Initially, Michelangelo had shown some reluctance in taking up the work going by the fact that he was originally a sculptor and not a painter. At the same time, Michelangelo was also in charge of another sculptural commissioning which was the Pope’s Tomb. However, the Pope would not take no for an answer and Michelangelo had no choice but to take up the work. The initial proposition by the Pope was that the pendetives should be occupied by twelve large figures of the twelve apostles. However, Michelangelo requested the Pope to accord him to structure the painting as per his wishes, a request he was granted.

Michelangelo commenced working on the painting by designing his own scaffold which is a flat wooden platform built on the wall instead of the initial suggestion of having it on the floor. According to some historians, this work was carried out at a vey uncomfortable position with some stating that Michelangelo had to work with his head tilted upwards. The technique applied in the painting is that of Fresco where paint was put to wet plaster. In this, Michelangelo used the wash technique where he applied broad areas of color and then add a more detailed and linear shade of it as soon as the initial broad colors became drier. The first three scenes of the painting containing the story of Noah have smaller figures than the other scenes in the painting. This is considered to be influenced by the subject matter that was the ‘fate of humanity’.

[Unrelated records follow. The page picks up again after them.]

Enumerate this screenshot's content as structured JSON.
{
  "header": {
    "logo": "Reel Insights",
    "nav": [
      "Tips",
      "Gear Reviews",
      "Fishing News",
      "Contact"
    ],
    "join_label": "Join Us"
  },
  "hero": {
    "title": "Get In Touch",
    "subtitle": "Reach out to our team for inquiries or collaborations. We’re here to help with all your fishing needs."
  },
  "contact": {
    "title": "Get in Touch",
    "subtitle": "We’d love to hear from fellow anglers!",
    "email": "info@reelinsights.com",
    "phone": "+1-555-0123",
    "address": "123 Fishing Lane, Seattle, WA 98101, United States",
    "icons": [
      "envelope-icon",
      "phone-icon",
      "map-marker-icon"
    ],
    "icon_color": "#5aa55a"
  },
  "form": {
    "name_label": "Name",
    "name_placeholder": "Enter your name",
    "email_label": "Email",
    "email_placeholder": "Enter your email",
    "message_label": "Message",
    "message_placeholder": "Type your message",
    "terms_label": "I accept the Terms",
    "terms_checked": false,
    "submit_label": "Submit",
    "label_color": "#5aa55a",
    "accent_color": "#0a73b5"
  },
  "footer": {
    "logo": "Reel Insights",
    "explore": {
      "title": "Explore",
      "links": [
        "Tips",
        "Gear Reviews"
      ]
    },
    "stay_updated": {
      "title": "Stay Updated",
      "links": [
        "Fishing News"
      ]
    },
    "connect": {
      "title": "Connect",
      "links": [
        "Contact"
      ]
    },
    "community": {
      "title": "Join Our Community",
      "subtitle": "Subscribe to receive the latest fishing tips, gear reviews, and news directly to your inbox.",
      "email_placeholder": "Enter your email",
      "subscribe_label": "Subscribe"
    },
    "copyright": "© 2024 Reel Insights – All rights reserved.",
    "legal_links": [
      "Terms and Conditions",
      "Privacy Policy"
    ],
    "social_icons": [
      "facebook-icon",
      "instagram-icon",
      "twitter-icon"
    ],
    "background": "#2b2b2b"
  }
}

The overall subject matter of the painting is perceived to be the doctrine of humanity and the need for salvation form God for all humankind which was later accomplished through Jesus Christ. The painting is designed drawing its major components from the Book of Genesis. The narrative aspect of the painting is that the world was perfect as it was created by God, but the separation form God by Humankind led to the falling and punishment by death of human. A further sink into sin led to the punishment of humanity by God through the Great Flood. The pictorial scheme used in the painting is composed of scenes form the Book of Genesis, creation, Adam and Eve, story of Noah, Shields, Twelve Prophetic Figures, Prophets, Sibyls, Pendetives, Ancestors of Christ, Treatment and Ignudi.

The restoration of the painting was carried out in 1999.The colors, which now appear so fresh and spring-like with pale pink, apple green, vivid yellow and sky blue against a background of warm pearly grey, were so discolored by candle smoke, that made the pictures look almost monochrome and got critics arguing that the painting lost its original touch during the restoration.